Q: My fiancé and I went wedding band shopping and found some we love. They’re not even as expensive as I’d feared—but the thing is, I’m not sure I need to spend anything else at all.
He unexpectedly presented me with a gorgeous vintage Art Deco ring when he proposed, and my gut is telling me there’s a sadness in switching it to the other hand (which otherwise seemed like a totally practical solution). I just don’t like any bands next to it. Even the simplest one competes or blings the whole thing up far above my comfort zone, (though it would look lovely on someone else). It’s a wide style, so I feel like it has the weight of an engagement ring and a band. So now, after looking at wedding bands, I’m tempted to just have my now beloved engagement ring work as both.
I gather that this is something that makes historical sense. If there even were an engagement ring, it often would only be worn for special occasions (hence, vintage rings lasting well enough to be resold now). The wedding band was worn daily (hence, the difficulty in finding vintage bands that have held up well enough to be worth reselling now). So wearing two rings seems to be a fairly modern idea. It’s just that before it seems like the engagement ring was swapped out for a wedding band, whereas I’m trying to just keep the one I have.
I know I’ll get pushback on this from family that thinks I’m skimping based on expense. Of course, the money bothers me (even our carefully prioritized wedding is dang expensive. Anything over a hundred dollars scares the bejeezus out of me on a regular basis, even without wedding planning in the mix), but it’s not the only reason. My fiancé took the time and care to choose something that fit both of us. The ring is a beautiful reminder of conversations we’ve had and the proposal itself, and it’s been with us through our year of engagement. I’m also looking forward to receiving my loha, a Bengali iron wedding bangle. My grandmother has commissioned a replica of the one my mom wears with iron for strength, gold for wealth, and copper for communication, closed with elephants for luck and wisdom. Since I’ve seen my mom wear it every day for my whole life, I can’t think of something that’s more meaningful to symbolize a transition to marriage. But that’s something from my family, not from my husband.

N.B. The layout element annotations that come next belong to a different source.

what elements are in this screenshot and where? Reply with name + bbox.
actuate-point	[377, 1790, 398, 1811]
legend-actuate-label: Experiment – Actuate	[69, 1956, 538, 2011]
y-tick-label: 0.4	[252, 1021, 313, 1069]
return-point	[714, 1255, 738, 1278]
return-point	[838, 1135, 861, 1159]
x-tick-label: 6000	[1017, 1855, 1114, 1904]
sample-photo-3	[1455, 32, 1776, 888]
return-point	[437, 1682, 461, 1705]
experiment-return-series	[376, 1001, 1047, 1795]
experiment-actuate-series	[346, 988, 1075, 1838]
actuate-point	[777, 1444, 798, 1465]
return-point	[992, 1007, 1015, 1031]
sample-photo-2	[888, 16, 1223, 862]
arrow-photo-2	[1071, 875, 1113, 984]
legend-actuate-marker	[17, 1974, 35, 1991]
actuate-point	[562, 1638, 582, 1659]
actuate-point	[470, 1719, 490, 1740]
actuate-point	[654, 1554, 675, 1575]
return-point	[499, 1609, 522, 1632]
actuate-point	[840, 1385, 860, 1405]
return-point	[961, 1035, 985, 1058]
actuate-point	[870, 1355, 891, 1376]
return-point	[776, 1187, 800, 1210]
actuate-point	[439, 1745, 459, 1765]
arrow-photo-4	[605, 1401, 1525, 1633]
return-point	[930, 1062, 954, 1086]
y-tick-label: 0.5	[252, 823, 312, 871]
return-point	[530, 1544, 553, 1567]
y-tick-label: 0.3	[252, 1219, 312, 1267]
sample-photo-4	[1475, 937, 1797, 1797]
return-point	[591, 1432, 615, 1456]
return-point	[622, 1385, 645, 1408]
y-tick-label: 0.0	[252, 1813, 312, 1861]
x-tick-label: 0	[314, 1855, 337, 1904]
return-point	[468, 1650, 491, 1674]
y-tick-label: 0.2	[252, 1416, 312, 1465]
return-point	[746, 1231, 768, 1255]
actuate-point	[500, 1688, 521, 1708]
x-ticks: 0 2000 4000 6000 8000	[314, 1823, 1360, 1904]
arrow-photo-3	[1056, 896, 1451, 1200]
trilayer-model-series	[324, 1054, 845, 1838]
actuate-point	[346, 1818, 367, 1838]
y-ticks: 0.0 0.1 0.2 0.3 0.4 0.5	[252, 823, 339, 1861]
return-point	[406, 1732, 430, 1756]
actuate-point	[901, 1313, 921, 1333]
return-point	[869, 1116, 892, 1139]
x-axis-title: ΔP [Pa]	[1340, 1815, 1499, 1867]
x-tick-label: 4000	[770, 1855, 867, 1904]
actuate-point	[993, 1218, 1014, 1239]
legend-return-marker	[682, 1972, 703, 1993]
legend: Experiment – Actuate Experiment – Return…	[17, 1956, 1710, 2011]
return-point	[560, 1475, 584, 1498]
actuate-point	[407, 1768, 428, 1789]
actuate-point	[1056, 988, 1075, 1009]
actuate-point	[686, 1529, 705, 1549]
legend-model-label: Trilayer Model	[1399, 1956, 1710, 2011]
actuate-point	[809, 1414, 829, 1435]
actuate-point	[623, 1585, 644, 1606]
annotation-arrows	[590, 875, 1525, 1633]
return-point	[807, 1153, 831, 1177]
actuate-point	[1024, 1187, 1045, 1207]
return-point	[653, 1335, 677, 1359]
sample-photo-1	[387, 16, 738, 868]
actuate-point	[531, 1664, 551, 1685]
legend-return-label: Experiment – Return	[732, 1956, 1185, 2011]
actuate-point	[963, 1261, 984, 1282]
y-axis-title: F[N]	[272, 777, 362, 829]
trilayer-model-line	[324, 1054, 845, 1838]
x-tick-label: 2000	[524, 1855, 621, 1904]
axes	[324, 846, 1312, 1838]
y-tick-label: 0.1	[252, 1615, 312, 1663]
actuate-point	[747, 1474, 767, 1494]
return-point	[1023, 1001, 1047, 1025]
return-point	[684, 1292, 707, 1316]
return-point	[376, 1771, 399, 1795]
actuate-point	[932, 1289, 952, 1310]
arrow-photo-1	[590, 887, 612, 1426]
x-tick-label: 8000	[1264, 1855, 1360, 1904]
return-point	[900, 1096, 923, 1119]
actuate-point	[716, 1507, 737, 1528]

My question is: How does using the engagement ring as the wedding band work during the ceremony? I want to wear it during the first look photos and getting ready, so when do I take off the ring? How do we make the transition from engagement to marriage feel like something important with the same ring? I’ve heard of ring warming ceremonies, which sound like a good start. What have other APW couples done? I’m going to be presenting him with a wedding band. I guess what I’m really asking is, how do we imbue my engagement ring with wedding band powers?
do you wear two rings (engagement and wedding), or just one? if only one, how did you handle the ring ceremony during your wedding?